Reimagination happens when we forget all known constraints and start anew. It’s not an improvement, or a redesign -- it’s literally blowing it all up. I
love it.
It’s the opposite of incrementalism. What typically happens is that design solutions tend to converge and follow an evolutionary funnel. We establish boundaries for the design,
and we optimize designs to a solution. Sony Discmans became thinner, cheaper and had better battery life. Cars became smaller and more efficient petrol engines, floppy discs got cheaper, credit cards
got chip and pin, high jumpers got better at the straddle jump.
advertisement
advertisement
Then there was a paradigm jump. Someone established that these understood parameters that focused the design didn’t need
to be there. We then moved onto the eras of iPods, electric cars, memory sticks, Apple Pay and the Flosbury flop -- entirely new ways to solve the same problems, far superior, and with new and
different boundaries.
The most profitable companies on this planet are massively correlated with the amount of product differentiation they offer, which in turn correlates beautifully with
reimagination.
Uber didn’t provide a better taxi service by understanding the industry -- they simply blew up every barrier that ever existed, focusing on user experience and taking
massive, quasi-illegal moves to bypass regulation.

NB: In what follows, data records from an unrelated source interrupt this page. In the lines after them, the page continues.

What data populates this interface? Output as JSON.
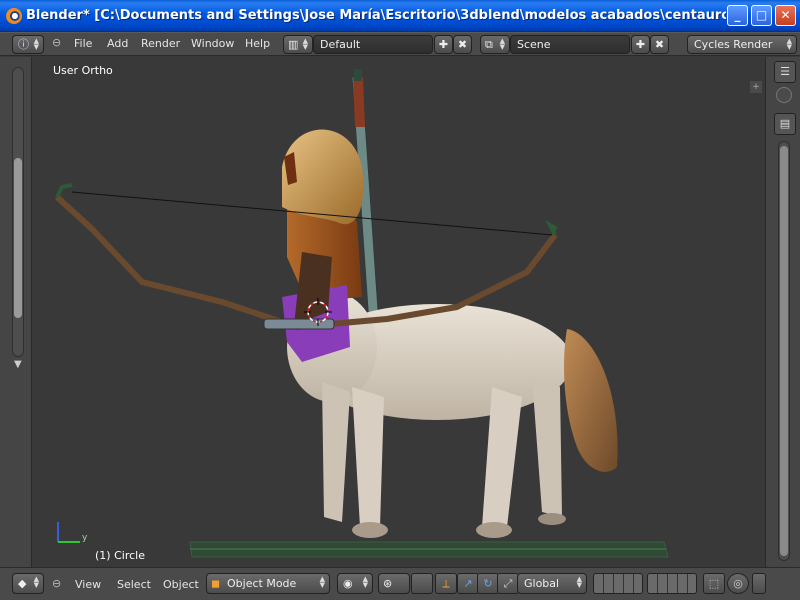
{
  "window": {
    "title": "Blender* [C:\\Documents and Settings\\Jose María\\Escritorio\\3dblend\\modelos acabados\\centauro\\DEFINITIVOS\\...",
    "minimize": "_",
    "maximize": "□",
    "close": "✕"
  },
  "header": {
    "menus": [
      "File",
      "Add",
      "Render",
      "Window",
      "Help"
    ],
    "layout_name": "Default",
    "scene_name": "Scene",
    "render_engine": "Cycles Render"
  },
  "viewport": {
    "view_label": "User Ortho",
    "object_label": "(1) Circle",
    "axis_y": "y"
  },
  "footer": {
    "menus": [
      "View",
      "Select",
      "Object"
    ],
    "mode": "Object Mode",
    "orientation": "Global"
  },
  "colors": {
    "viewport_bg": "#393939",
    "header_bg": "#4a4a4a",
    "xp_title": "#0058e0"
  },
  "icons": [
    "blender-logo-icon",
    "editor-type-icon",
    "layout-icon",
    "scene-icon",
    "add-icon",
    "close-icon",
    "shading-icon",
    "pivot-icon",
    "manipulator-icon",
    "layers-icon",
    "lock-icon",
    "render-icon"
  ]
}
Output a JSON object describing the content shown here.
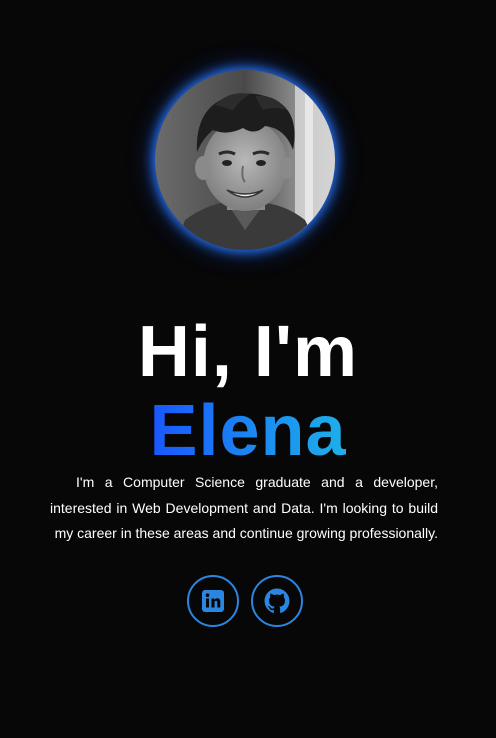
{
  "hero": {
    "greeting": "Hi, I'm",
    "name": "Elena",
    "bio": "I'm a Computer Science graduate and a developer, interested in Web Development and Data. I'm looking to build my career in these areas and continue growing professionally.",
    "avatar_alt": "Portrait photo of Elena"
  },
  "socials": [
    {
      "icon": "linkedin-icon",
      "label": "LinkedIn"
    },
    {
      "icon": "github-icon",
      "label": "GitHub"
    }
  ],
  "colors": {
    "background": "#070708",
    "accent": "#1a6cff",
    "accent_secondary": "#1fb0e8",
    "icon_blue": "#2a86e0",
    "text": "#ffffff"
  }
}
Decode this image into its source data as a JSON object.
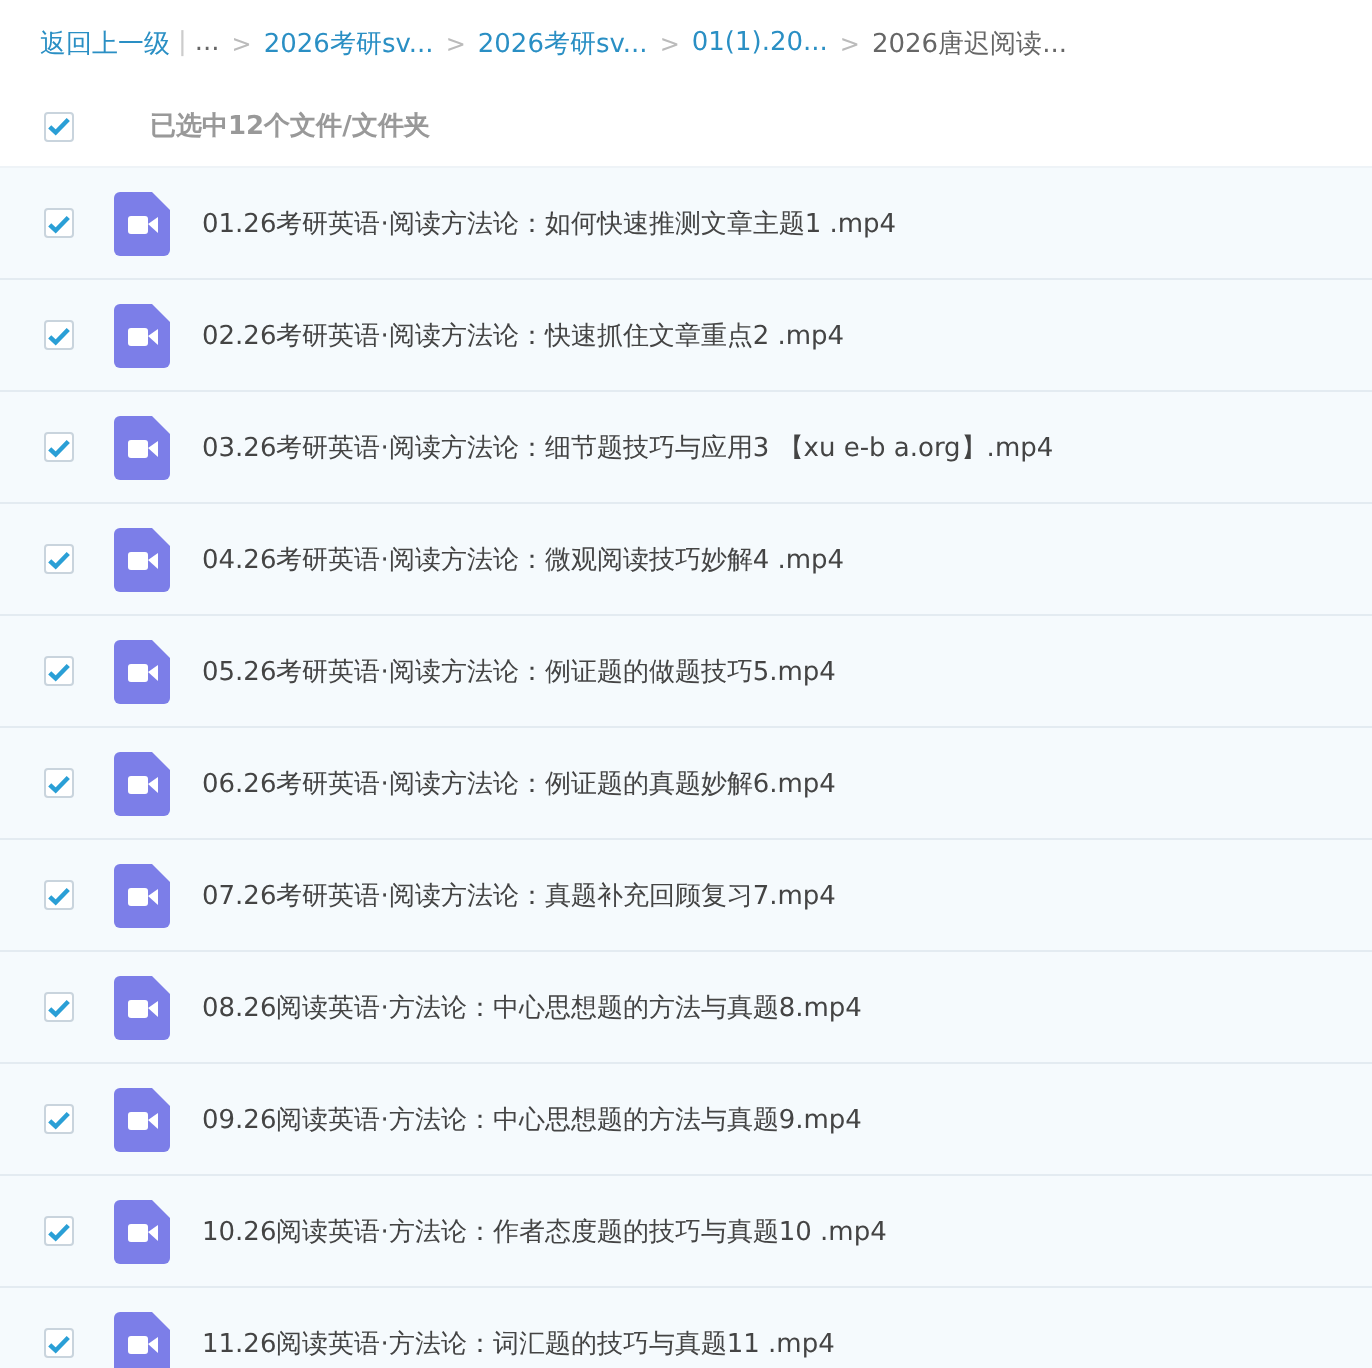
{
  "breadcrumb": {
    "back": "返回上一级",
    "divider": "|",
    "items": [
      {
        "kind": "ellipsis",
        "label": "...",
        "separator": ">"
      },
      {
        "kind": "link",
        "label": "2026考研sv...",
        "separator": ">"
      },
      {
        "kind": "link",
        "label": "2026考研sv...",
        "separator": ">"
      },
      {
        "kind": "link",
        "label": "01(1).20...",
        "separator": ">"
      },
      {
        "kind": "current",
        "label": "2026唐迟阅读..."
      }
    ]
  },
  "selection": {
    "checked": true,
    "label": "已选中12个文件/文件夹"
  },
  "files": [
    {
      "checked": true,
      "name": "01.26考研英语·阅读方法论：如何快速推测文章主题1 .mp4"
    },
    {
      "checked": true,
      "name": "02.26考研英语·阅读方法论：快速抓住文章重点2 .mp4"
    },
    {
      "checked": true,
      "name": "03.26考研英语·阅读方法论：细节题技巧与应用3 【xu e-b a.org】.mp4"
    },
    {
      "checked": true,
      "name": "04.26考研英语·阅读方法论：微观阅读技巧妙解4 .mp4"
    },
    {
      "checked": true,
      "name": "05.26考研英语·阅读方法论：例证题的做题技巧5.mp4"
    },
    {
      "checked": true,
      "name": "06.26考研英语·阅读方法论：例证题的真题妙解6.mp4"
    },
    {
      "checked": true,
      "name": "07.26考研英语·阅读方法论：真题补充回顾复习7.mp4"
    },
    {
      "checked": true,
      "name": "08.26阅读英语·方法论：中心思想题的方法与真题8.mp4"
    },
    {
      "checked": true,
      "name": "09.26阅读英语·方法论：中心思想题的方法与真题9.mp4"
    },
    {
      "checked": true,
      "name": "10.26阅读英语·方法论：作者态度题的技巧与真题10 .mp4"
    },
    {
      "checked": true,
      "name": "11.26阅读英语·方法论：词汇题的技巧与真题11 .mp4"
    }
  ]
}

Apple makes products that do things nobody knew were possible, nobody knew they wanted. There is no greater reimagination than creating
something that didn’t exist before.
Alibaba ignored the assumption that as a retailer you should own the stuff you sell. Airbnb ignored the assumption that you need to own the
accommodation you rent out.
Yet for all the power of digital transformation, we’ve seen very little change in all of advertising. Most banner ads look very much like press ads of the
1700s, pre-roll ads are just TV ads online, Spotify ads are identical to radio ads. It’s beyond my comprehension that we have not seen a new ad format since the 1950s.
Marshall McLuhan
said: “We look at the present through a rear-view mirror. We march backwards into the future.” He could not have more precisely described the way we have innovated using limitations of the
past. We are bounded by "things that have always been this way" and "this is how the client liked it" and "we can measure it like that" and "but that's all we can buy."
However, the
limitations of the past make no sense:
Why are TV ads 30 seconds long?
Why should pre-roll videos look like TV ads?
Why should a banner ad click to take you to another
page?
Why do we buy media by media channel when modern media channels don’t make sense?

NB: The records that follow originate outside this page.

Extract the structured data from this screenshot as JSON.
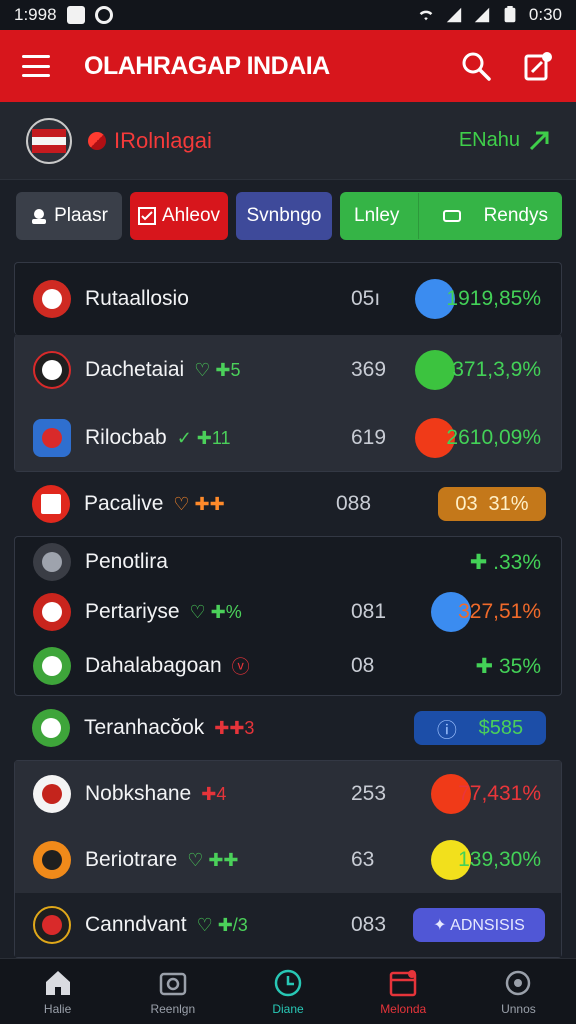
{
  "status_bar": {
    "time_left": "1:998",
    "time_right": "0:30"
  },
  "header": {
    "title": "OLAHRAGAP INDAIA"
  },
  "sub_header": {
    "league_name": "IRolnlagai",
    "action_label": "ENahu"
  },
  "filters": [
    {
      "label": "Plaasr"
    },
    {
      "label": "Ahleov"
    },
    {
      "label": "Svnbngo"
    },
    {
      "label": "Lnley"
    },
    {
      "label": "Rendys"
    }
  ],
  "rows": [
    {
      "name": "Rutaallosio",
      "score": "05ı",
      "pct": "1919,85%",
      "dot": "#3b8cf0",
      "pct_color": "#43d157"
    },
    {
      "name": "Dachetaiai",
      "tag": "♡ ✚5",
      "score": "369",
      "pct": "371,3,9%",
      "dot": "#3cc33f",
      "pct_color": "#43d157"
    },
    {
      "name": "Rilocbab",
      "tag": "✓ ✚11",
      "score": "619",
      "pct": "2610,09%",
      "dot": "#f03a18",
      "pct_color": "#43d157"
    },
    {
      "name": "Pacalive",
      "tag": "♡ ✚✚",
      "score": "088",
      "pill_left": "03",
      "pill_right": "31%"
    },
    {
      "name": "Penotlira",
      "pct": "✚ .33%"
    },
    {
      "name": "Pertariyse",
      "tag": "♡ ✚%",
      "score": "081",
      "pct": "327,51%",
      "dot": "#3b8cf0",
      "pct_color": "#f06a2a"
    },
    {
      "name": "Dahalabagoan",
      "tag": "ⓥ",
      "score": "08",
      "pct": "✚ 35%"
    },
    {
      "name": "Teranhacŏok",
      "tag": "✚✚3",
      "pill_right": "$585"
    },
    {
      "name": "Nobkshane",
      "tag": "✚4",
      "score": "253",
      "pct": "77,431%",
      "dot": "#f03a18",
      "pct_color": "#e9363a"
    },
    {
      "name": "Beriotrare",
      "tag": "♡ ✚✚",
      "score": "63",
      "pct": "139,30%",
      "dot": "#f2e01c",
      "pct_color": "#43d157"
    },
    {
      "name": "Canndvant",
      "tag": "♡ ✚/3",
      "score": "083",
      "pill_right": "✦ ADNSISIS"
    }
  ],
  "nav": [
    {
      "label": "Halie"
    },
    {
      "label": "Reenlgn"
    },
    {
      "label": "Diane"
    },
    {
      "label": "Melonda"
    },
    {
      "label": "Unnos"
    }
  ]
}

Why don’t we target the over-50s? They have more than 70% of the wealth?
Why
do we think of mobile phones as a form of display advertising only?

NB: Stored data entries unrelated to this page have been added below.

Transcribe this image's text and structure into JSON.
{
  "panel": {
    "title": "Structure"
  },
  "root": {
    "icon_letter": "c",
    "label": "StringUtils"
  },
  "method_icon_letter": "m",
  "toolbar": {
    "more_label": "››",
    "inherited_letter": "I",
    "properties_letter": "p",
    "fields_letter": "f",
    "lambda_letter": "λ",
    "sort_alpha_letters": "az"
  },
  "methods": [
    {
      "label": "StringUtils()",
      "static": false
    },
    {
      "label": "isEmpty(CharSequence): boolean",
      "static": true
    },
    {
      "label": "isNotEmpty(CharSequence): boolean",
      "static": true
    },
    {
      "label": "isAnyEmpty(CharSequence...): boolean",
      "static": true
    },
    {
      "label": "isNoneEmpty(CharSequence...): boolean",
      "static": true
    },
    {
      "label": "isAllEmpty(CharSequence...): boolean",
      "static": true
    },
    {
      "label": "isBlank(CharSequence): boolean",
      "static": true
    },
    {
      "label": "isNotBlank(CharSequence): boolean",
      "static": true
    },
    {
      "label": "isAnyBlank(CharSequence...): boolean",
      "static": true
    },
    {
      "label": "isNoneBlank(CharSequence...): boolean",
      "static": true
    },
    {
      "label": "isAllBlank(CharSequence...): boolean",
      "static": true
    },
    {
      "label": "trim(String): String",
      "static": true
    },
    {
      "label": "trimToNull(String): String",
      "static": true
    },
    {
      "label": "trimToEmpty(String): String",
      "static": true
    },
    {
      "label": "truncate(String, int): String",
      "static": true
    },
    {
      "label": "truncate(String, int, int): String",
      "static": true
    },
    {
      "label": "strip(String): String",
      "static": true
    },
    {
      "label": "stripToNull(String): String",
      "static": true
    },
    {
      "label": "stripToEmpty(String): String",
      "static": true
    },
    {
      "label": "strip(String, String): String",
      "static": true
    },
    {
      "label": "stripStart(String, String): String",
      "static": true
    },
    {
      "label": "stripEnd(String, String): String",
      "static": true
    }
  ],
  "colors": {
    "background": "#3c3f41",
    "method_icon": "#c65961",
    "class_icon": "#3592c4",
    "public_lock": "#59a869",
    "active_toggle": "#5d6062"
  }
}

So I’d like to lay down a challenge to the advertising industry. If we’d never known advertising before and we
were to start from scratch today, what would advertising look like? Where would it be placed? How would it be bought? What would a call to action be? How would you connect with people? How would you
plan media?
I’d love to see advertising re-imagined. While I know we alone can’t change an industry, boy would it be fun to try.